CantHarm Schema And Ontology

Release structure

Sheet roles and benchmark meaning

Release object	Key fields	Role in the benchmark
Form rows	`class_1_final`, `class_2_final`, `severity_score_final`, `jyutping`, `ipa`, `primary_filename`	Defines the adjudicated benchmark gold for form-level tasks and the form side of the speech-conditioned tasks.
Sense rows	`class_1_source`, `class_2_source`, `severity_score_source`, `source_dictionary`, `source_status`, definitions	Preserves source-linked ambiguity, provenance, and cross-source disagreement for sense-level evaluation and audit.
Canonical audio	`Fxxxxx_SPKyy.wav` naming pattern, one waveform per form	Provides the controlled speech grounding for audio-only, fusion, ASR-cascade, and retrieval tasks.

Supervision contract

Form gold versus sense evidence

Form-level evaluation uses adjudicated gold targets. Sense-level evaluation uses source-linked targets. The form gold should not be reconstructed by mechanically unioning or voting over linked sense rows.

507 polysemous forms keep one coarse and one fine label across senses.
199 polysemous forms keep one coarse label but multiple fine labels.
408 forms remain coarse-diverse across senses.

Layer relationship

Why both layers are released

One lexical form can link to more than one sense.
Source dictionaries can differ in granularity and wording.
Form-level targets are finalized for scoring, while sense rows preserve ambiguity and provenance.

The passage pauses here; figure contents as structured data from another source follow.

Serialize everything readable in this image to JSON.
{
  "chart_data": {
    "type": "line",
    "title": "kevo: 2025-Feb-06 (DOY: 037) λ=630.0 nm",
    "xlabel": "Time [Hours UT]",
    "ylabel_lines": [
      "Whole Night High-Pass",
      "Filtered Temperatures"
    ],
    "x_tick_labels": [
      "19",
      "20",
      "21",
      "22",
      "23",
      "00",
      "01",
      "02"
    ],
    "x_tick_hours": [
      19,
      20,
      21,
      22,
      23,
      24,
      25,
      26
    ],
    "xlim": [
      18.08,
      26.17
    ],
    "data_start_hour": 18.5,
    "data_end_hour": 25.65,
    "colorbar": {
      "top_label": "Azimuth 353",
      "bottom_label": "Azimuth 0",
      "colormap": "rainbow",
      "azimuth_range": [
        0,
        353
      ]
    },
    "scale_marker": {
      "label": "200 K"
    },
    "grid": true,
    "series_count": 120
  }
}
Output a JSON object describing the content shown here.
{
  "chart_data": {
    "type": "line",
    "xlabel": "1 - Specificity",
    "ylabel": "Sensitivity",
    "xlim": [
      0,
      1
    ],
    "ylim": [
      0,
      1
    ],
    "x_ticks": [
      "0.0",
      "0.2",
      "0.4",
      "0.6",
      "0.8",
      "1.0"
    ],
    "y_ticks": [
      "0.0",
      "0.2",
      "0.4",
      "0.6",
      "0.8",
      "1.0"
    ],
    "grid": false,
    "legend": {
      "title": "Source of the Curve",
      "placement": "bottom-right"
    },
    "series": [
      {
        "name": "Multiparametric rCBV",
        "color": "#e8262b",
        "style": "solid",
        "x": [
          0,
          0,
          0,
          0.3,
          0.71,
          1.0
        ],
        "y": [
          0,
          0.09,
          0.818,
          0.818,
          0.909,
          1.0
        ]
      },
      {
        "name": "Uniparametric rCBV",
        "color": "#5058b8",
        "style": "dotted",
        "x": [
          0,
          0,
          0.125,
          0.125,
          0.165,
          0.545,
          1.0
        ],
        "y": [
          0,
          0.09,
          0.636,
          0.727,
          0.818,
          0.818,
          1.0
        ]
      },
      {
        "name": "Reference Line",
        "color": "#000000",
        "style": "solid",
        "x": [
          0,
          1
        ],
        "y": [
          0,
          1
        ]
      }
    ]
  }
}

The form layer and sense layer are therefore complementary views of the same release rather than duplicate tables.

Label ontology

Coarse categories in the locked release

Coarse label	Forms	Share
Insult-discrimination	2470	51.21%
Illicit-illegal	1206	25.01%
Sexual-obscene	602	12.48%
Benign	358	7.42%
Political	181	3.75%
Terror-extremism	6	0.12%

Schema note. Source provenance, review flags, missingness indicators, and other audit fields are retained so that ambiguity and curation history remain inspectable. They are not part of the benchmark gold definition and are not unrestricted model inputs.